In Go-land you pay even for what you don't use -- Volution Notes

Prologue

Lately I've been programming both in Go and Rust -- among other languages like Python, Erlang, or Bash (and, yes, Bash is a programming language) -- thus those acquainted with Rust will observe that the title is a hint to one of Rust's major selling points, that of zero cost abstractions, namely that you don't pay for what you don't actually use (right now, but you might use in the future).

However, although the issue I'm about to describe is present to some extent in any programming language -- from Bash (again, yes, Bash is a programming language, although a very bad one), to Java, Python, Ruby, NodeJS, and even Rust -- unfortunately in Go it is made even worse by not having a suitable workaround.

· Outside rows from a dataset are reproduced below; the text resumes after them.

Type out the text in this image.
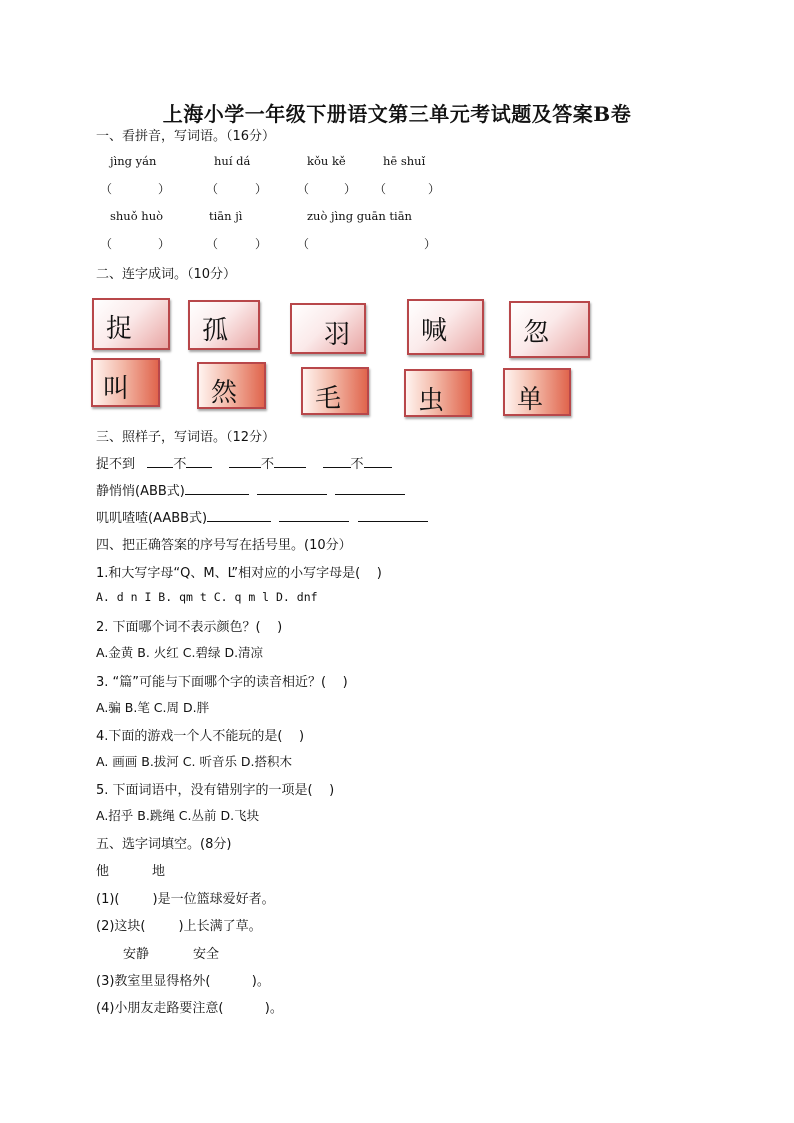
上海小学一年级下册语文第三单元考试题及答案B卷
一、看拼音，写词语。（16分）
jìng yán	huí dá	kǒu kě	hē shuǐ
（	）	（	） （	） （	）
shuǒ huò	tiān jì	zuò jìng guān tiān
（	）	（	） （	）
二、连字成词。（10分）
捉	孤	羽	喊	忽
叫	然	毛	虫	单
三、照样子，写词语。（12分）
捉不到	不	不	不
静悄悄(ABB式)
叽叽喳喳(AABB式)
四、把正确答案的序号写在括号里。(10分）
1.和大写字母“Q、M、L”相对应的小写字母是(    )
A. d n I B. qm t C. q m l D. dnf
2. 下面哪个词不表示颜色？(    )
A.金黄 B. 火红 C.碧绿 D.清凉
3. “篇”可能与下面哪个字的读音相近？(    )
A.骗 B.笔 C.周 D.胖
4.下面的游戏一个人不能玩的是(    )
A. 画画 B.拔河 C. 听音乐 D.搭积木
5. 下面词语中，没有错别字的一项是(    )
A.招乎 B.跳绳 C.丛前 D.飞块
五、选字词填空。(8分)
他	地
(1)(        )是一位篮球爱好者。
(2)这块(        )上长满了草。
安静	安全
(3)教室里显得格外(          )。
(4)小朋友走路要注意(          )。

The issue might seem minor, and usually it is so, especially given that only lately when I've focused on the start-up performance of one of my tools have I stumbled upon this issue. And in fact the first time I tackled it was with the overhead introduced by loading some Python modules I didn't always use.

But, with Python I expected this to be an issue, and I knew immediately where to look. With Go less so, and I've done quite a bit of digging to find the problem (but unfortunately no usable solution)...

What are "initializers"?

Starting with Go, package initializers are nothing more than anonymous functions, tagged init, without any arguments, that are executed (in quite a specific order) before the main function of an executable. (I say "anonymous" and "tagged" because inside the same file you can have many such initializers, and they can't be called explicitly from anywhere.) Obviously these are meant for libraries and not executables (which can just call that code at the beginning of main).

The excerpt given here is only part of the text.